After the Turkish Wars, Russia had acquired more land in Southern Ukraine, Catherine the Great needed to colonize this area to work the land and thus produce more revenue for Russia.  Catherine the Great issued her Manifesto of 1763 inviting all foreigners to settle in this area.  She added incentives such as traveling expenses and means for traveling to the area, freedom of religion and ability to build their churches and schools. They were exempt from taxes for some number of years.  They were given parcels of land. Of course many of these incentives were not realized by the colonists and in fact they were mostly revoked by the mid 18th century, but none the less the Germans immigrated to Russia.
The 1798 Warenburg census shows only one Krikau family. Johann Georg Krikau was one of the original settlers to this new land.  He was a grain farmer.
I would lead the after dinner conversation to this historical account of life at that time.  I would need to hear from my fifth great-grandfather if this was a true accounting of his time.  Was he in search of a better life in this new country?  Or was it in part "wanderlust" that I feel runs in this side of my family?  As the incentives were not realized did he regret leaving his German homeland?  Did he see a good future in Russia despite all of this?  I would ask him to recount the actual trip from Wolfenhausen to Saratov along the Volga River where he settled.
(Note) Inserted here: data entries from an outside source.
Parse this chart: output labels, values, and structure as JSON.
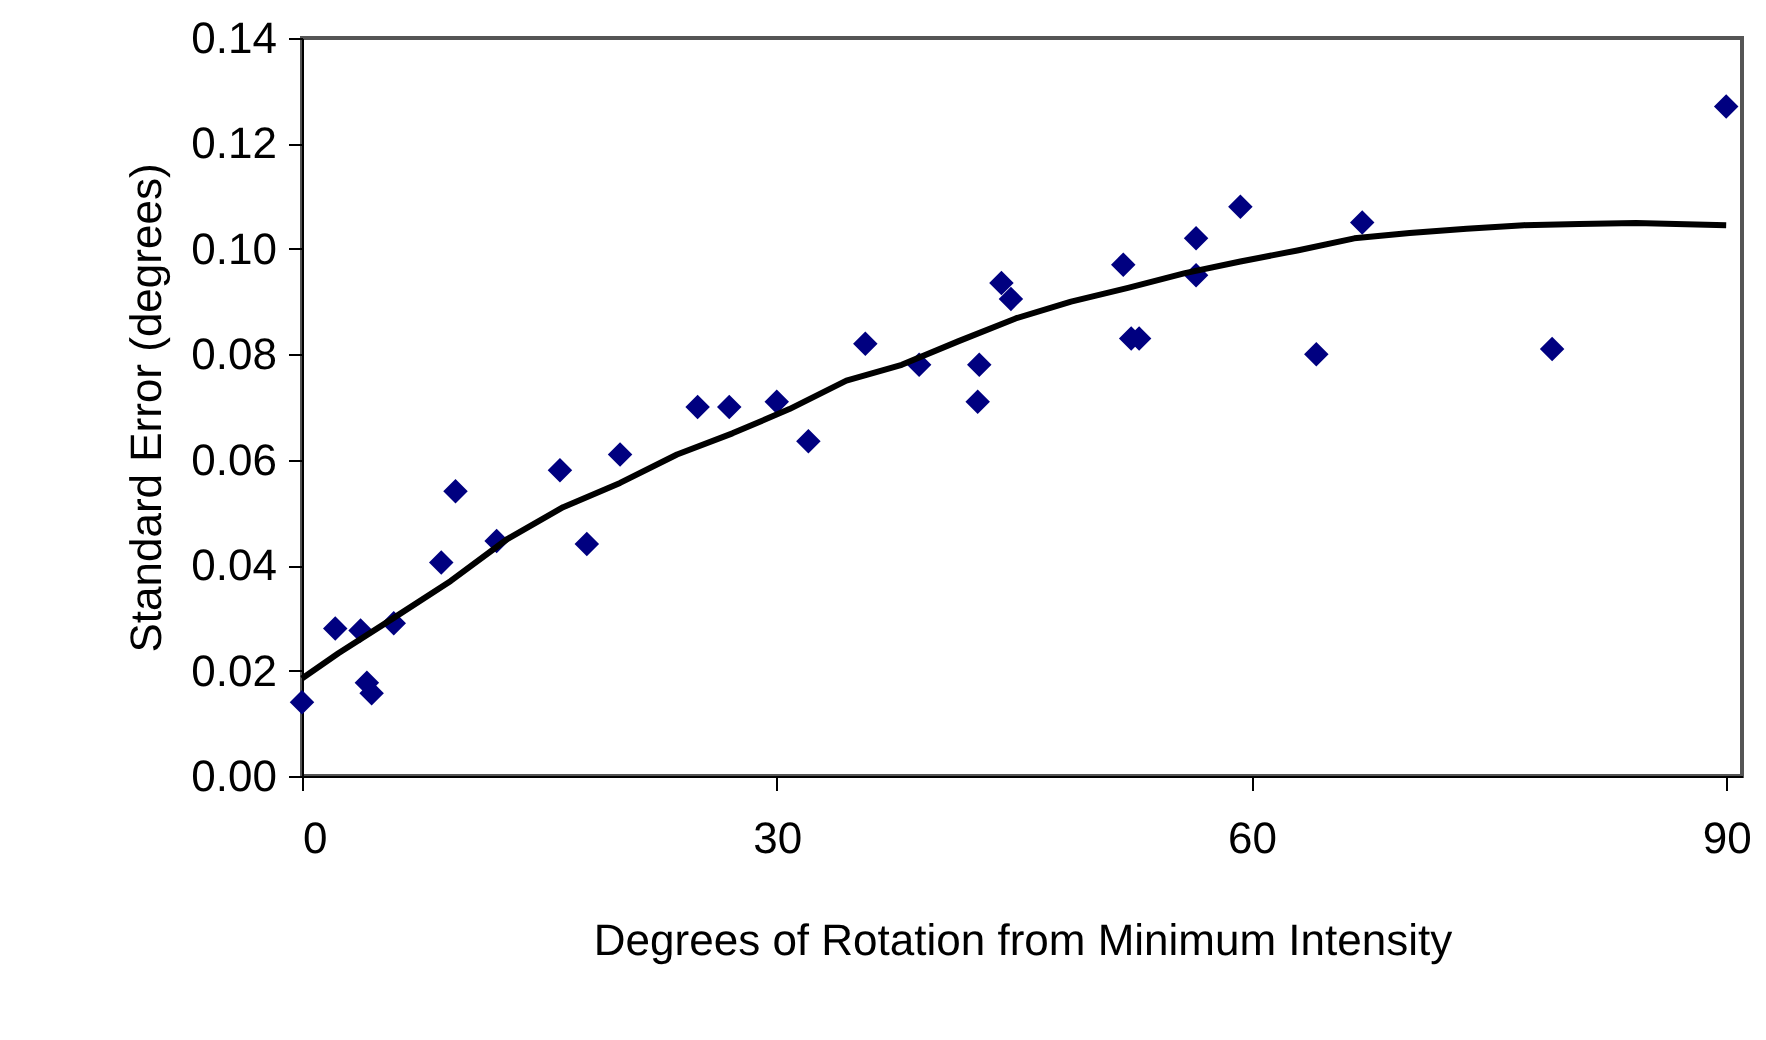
{
  "chart_data": {
    "type": "scatter",
    "xlabel": "Degrees of Rotation from Minimum Intensity",
    "ylabel": "Standard Error (degrees)",
    "xlim": [
      0,
      91
    ],
    "xticks": [
      0,
      30,
      60,
      90
    ],
    "ylim": [
      0,
      0.14
    ],
    "yticks": [
      {
        "value": 0,
        "label": "0.00"
      },
      {
        "value": 0.02,
        "label": "0.02"
      },
      {
        "value": 0.04,
        "label": "0.04"
      },
      {
        "value": 0.06,
        "label": "0.06"
      },
      {
        "value": 0.08,
        "label": "0.08"
      },
      {
        "value": 0.1,
        "label": "0.10"
      },
      {
        "value": 0.12,
        "label": "0.12"
      },
      {
        "value": 0.14,
        "label": "0.14"
      }
    ],
    "grid": false,
    "series": [
      {
        "color": "#000080",
        "marker": "diamond",
        "x": [
          0,
          2.1,
          3.7,
          4.1,
          4.4,
          5.8,
          8.8,
          9.7,
          12.3,
          16.3,
          18.0,
          20.1,
          25.0,
          27.0,
          30.0,
          32.0,
          35.6,
          39.0,
          42.7,
          42.8,
          44.2,
          44.8,
          51.9,
          52.4,
          52.9,
          56.5,
          56.5,
          59.3,
          64.1,
          67.0,
          79.0,
          90.0
        ],
        "values": [
          0.014,
          0.028,
          0.0276,
          0.0177,
          0.0157,
          0.029,
          0.0405,
          0.054,
          0.0446,
          0.058,
          0.044,
          0.061,
          0.07,
          0.07,
          0.071,
          0.0635,
          0.082,
          0.078,
          0.071,
          0.078,
          0.0935,
          0.0905,
          0.097,
          0.083,
          0.083,
          0.102,
          0.095,
          0.108,
          0.08,
          0.105,
          0.081,
          0.127
        ]
      },
      {
        "type": "line",
        "color": "#000000",
        "line_style": "solid",
        "marker": "none",
        "x": [
          0,
          2.3,
          5.8,
          9.4,
          13,
          16.5,
          20.1,
          23.7,
          27.2,
          30.8,
          34.4,
          37.9,
          41.5,
          45.1,
          48.6,
          52.2,
          55.8,
          59.3,
          62.9,
          66.5,
          70,
          73.6,
          77.2,
          80.7,
          84.3,
          90
        ],
        "values": [
          0.0185,
          0.0233,
          0.03,
          0.037,
          0.045,
          0.051,
          0.0556,
          0.061,
          0.065,
          0.0696,
          0.075,
          0.078,
          0.0825,
          0.0868,
          0.09,
          0.0926,
          0.0954,
          0.0976,
          0.0997,
          0.102,
          0.103,
          0.1038,
          0.1045,
          0.1047,
          0.1049,
          0.1045
        ]
      }
    ]
  }
}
Was it smooth sailing?
I am told that for the first settlers life was near unbearable in Russia as no construction material or tools were ever brought to them that first year.  As the Russian winter approached many were forced to dig mud caves along the Volga riverbank for some protection.  Did he live in one of these abodes?  I would have him explain how through all this his faith grew stronger.  I would want to know about his wife and children.
Mostly I would let him know that his descendants thanked him for  his courage and sacrifice to take the chance to move to a new country.  I would let him know that he was not the only Krikau to move away from home in search of a better life in another country.
I would let him know that I was a proud descendant of The Volga Germans from Russia.

Wendy






This is the Lutheran Church in Warrenburgh. This picture was owned by my grandmother Maria Krikau born in  Warrenburgh, Samara Province, Volga Valley, Russia on June 8, 1903. The picture was gifted to her nephew who paid for a researcher to follow the Krikau line back to Johann Georg Krikau.  This was the church in Russia where my grandmother was baptized. This was the same area that Johann Georg Krikau settled in some 200 years earlier.